26/11/2017

La Finlande veut 64 nouveaux avions de combat !

 

F-18 Hornet 4 NOAM 2012 -harjoitus Lapin lennosto Rovaniemi 2012.jpeg

Helsinki, dans le cadre du programme de remplacement de la flotte actuelle de sa flotte de Boeing F/A-18C/D « Hornet », le ministère finlandais de la Défense prévoit l'achat de 64 nouveaux chasseurs à réaction pour un montant d'environ 7 à 10 milliards d'euros.

Pas question de restreindre les capacités :

La Force aérienne veut un minimum de 64 nouveaux avions de combat multirôle, soit la même dotation qu’actuellement. Pour la Finlande, il n’est pas question de sacrifier sa capacité d’action. La Finlande ne veut pas suivre les exemples de pays voisins, qui sacrifient la dotation et qui se retrouveront dans une limitation de capacités et d’engagement.
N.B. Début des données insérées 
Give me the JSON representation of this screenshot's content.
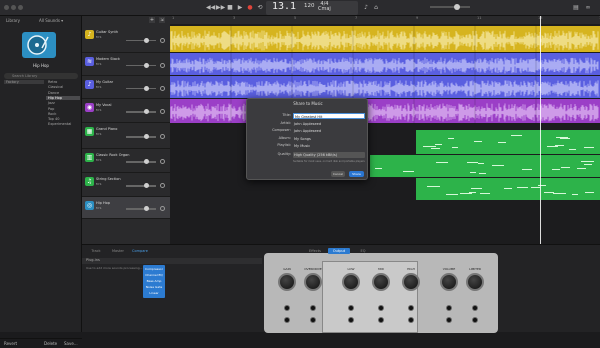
{
  "toolbar": {
    "position": "13.1",
    "tempo_value": "120",
    "tempo_label": "bpm",
    "time_sig": "4/4",
    "key": "Cmaj"
  },
  "library": {
    "title": "Library",
    "sounds": "All Sounds ▾",
    "patch_name": "Hip Hop",
    "search_placeholder": "Search Library",
    "category": "Factory",
    "items": [
      "Retro",
      "Classical",
      "Dance",
      "Hip Hop",
      "Jazz",
      "Pop",
      "Rock",
      "Top 40",
      "Experimental"
    ],
    "selected": "Hip Hop",
    "footer": {
      "revert": "Revert",
      "delete": "Delete",
      "save": "Save..."
    }
  },
  "tracks": [
    {
      "name": "Guitar Synth",
      "color": "#d6b41f"
    },
    {
      "name": "Modern Stack",
      "color": "#5a5fe0"
    },
    {
      "name": "My Guitar",
      "color": "#5a5fe0"
    },
    {
      "name": "My Vocal",
      "color": "#9b3fc7"
    },
    {
      "name": "Grand Piano",
      "color": "#2db34a"
    },
    {
      "name": "Classic Rock Organ",
      "color": "#2db34a"
    },
    {
      "name": "String Section",
      "color": "#2db34a"
    },
    {
      "name": "Hip Hop",
      "color": "#2c8fc2"
    }
  ],
  "track_ms": "M S",
  "regions": {
    "guitar": "Audio 1",
    "stack": "Audio 2",
    "myguitar": "Audio 3",
    "vocal": "My Vocal"
  },
  "ruler": [
    "1",
    "3",
    "5",
    "7",
    "9",
    "11",
    "13",
    "15"
  ],
  "dialog": {
    "title": "Share to Music",
    "fields": [
      {
        "label": "Title:",
        "value": "My Greatest Hit"
      },
      {
        "label": "Artist:",
        "value": "John Appleseed"
      },
      {
        "label": "Composer:",
        "value": "John Appleseed"
      },
      {
        "label": "Album:",
        "value": "My Songs"
      },
      {
        "label": "Playlist:",
        "value": "My Music"
      }
    ],
    "quality_label": "Quality:",
    "quality_value": "High Quality (256 kBit/s)",
    "info": "Suitable for most uses, on hard disk and portable players",
    "cancel": "Cancel",
    "share": "Share"
  },
  "bottom": {
    "tabs_left": [
      "Track",
      "Master",
      "Compare"
    ],
    "tabs_mid": [
      "Effects",
      "Output",
      "EQ"
    ],
    "plugin_header": "Plug-ins",
    "plugin_hint": "Use to add more sounds processing...",
    "plugins": [
      "Compressor",
      "Channel EQ",
      "Bass Amp",
      "Noise Gate",
      "Linear"
    ],
    "amp_labels": [
      "GAIN",
      "OVERDRIVE",
      "LOW",
      "MID",
      "HIGH",
      "VOLUME",
      "LIMITER"
    ]
  }
}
Pour le pays il est primordial de garder une marge de manœuvre avec un nombre d’avions qui permet de tenir le ciel en cas de situation de tensions.

"Nous avons besoins de 64 avions de chasse, parce que les nouveaux avions ne sont pas plus rapides et ne peuvent rester plus longtemps en l'air que les avions actuels, nous aurons besoin du même nombre de jets pour maintenir la défense aérienne ", Lauri Puranen du ministère de la Défense finlandaise.

Appel d’offres :

Le ministère a annoncé qu'il enverrait des appels d'offres début 2018 à Boeing et Lockheed-Martin, Saab, Dassault Aviation et Airbus DS.
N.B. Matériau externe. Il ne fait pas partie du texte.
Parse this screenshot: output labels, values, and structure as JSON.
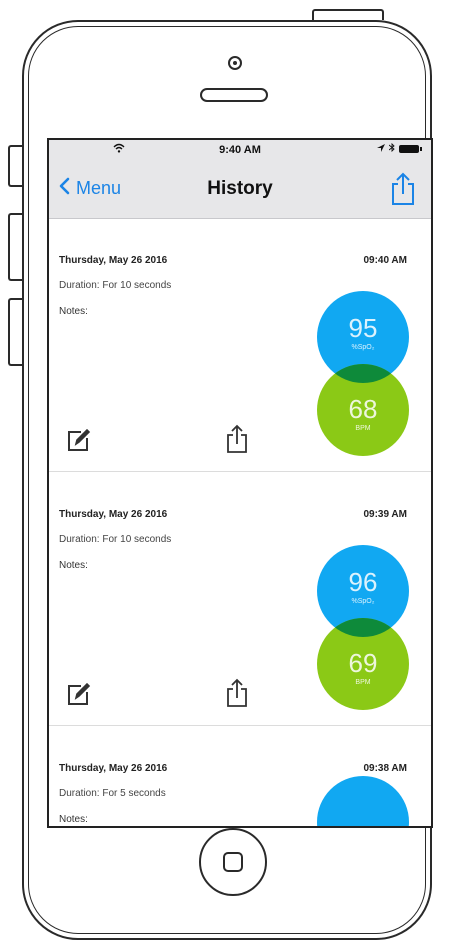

On retrouve une nouvelle fois les grands classiques du moment, avec le Lockheed-Martin F-35 «Lightning II», le Saab JAS-39 Gripen E MS21,  l’Eurofighter «Typhoon II» T3A/B Block20 et le Dassault Rafale F3-R, ainsi que le Boeing F/A-18 E/F « Super Hornet ».

Le Parlement finlandais a décidé qu'il dépenserait entre 7 et 10 milliards d'euros pour l’achat nouveaux avions, ce qui fera de cette acquisition le plus gros achat jamais effectué par la Finlande.

Essais et choix : 

Les essais des aéronefs proposés auront lieu à la fin de 2019 et au début de 2020 afin de démontrer la performance dans des conditions météorologiques difficiles. La sélection est prévue pour 2021, avec des livraisons en cours d'exécution entre 2025-2030.

Photo : F/A-18 C Hornet finlandais@ aviation finlandaise

Commentaires

La Finlande a parfaitement compris la situation, on ne peut en dire autant du Danemark, de la Norvège et probablement de la Belgique.

Écrit par : Nico | 26/11/2017

Espéront que nos autorités auront la même clairvoyance...

Écrit par : Stéphane | 26/11/2017

"...parce que les nouveaux avions ne sont pas plus rapides et ne peuvent rester plus longtemps en l'air que les avions actuels, nous aurons besoin du même nombre de jets pour maintenir la défense aérienne " Remarquable sincerite!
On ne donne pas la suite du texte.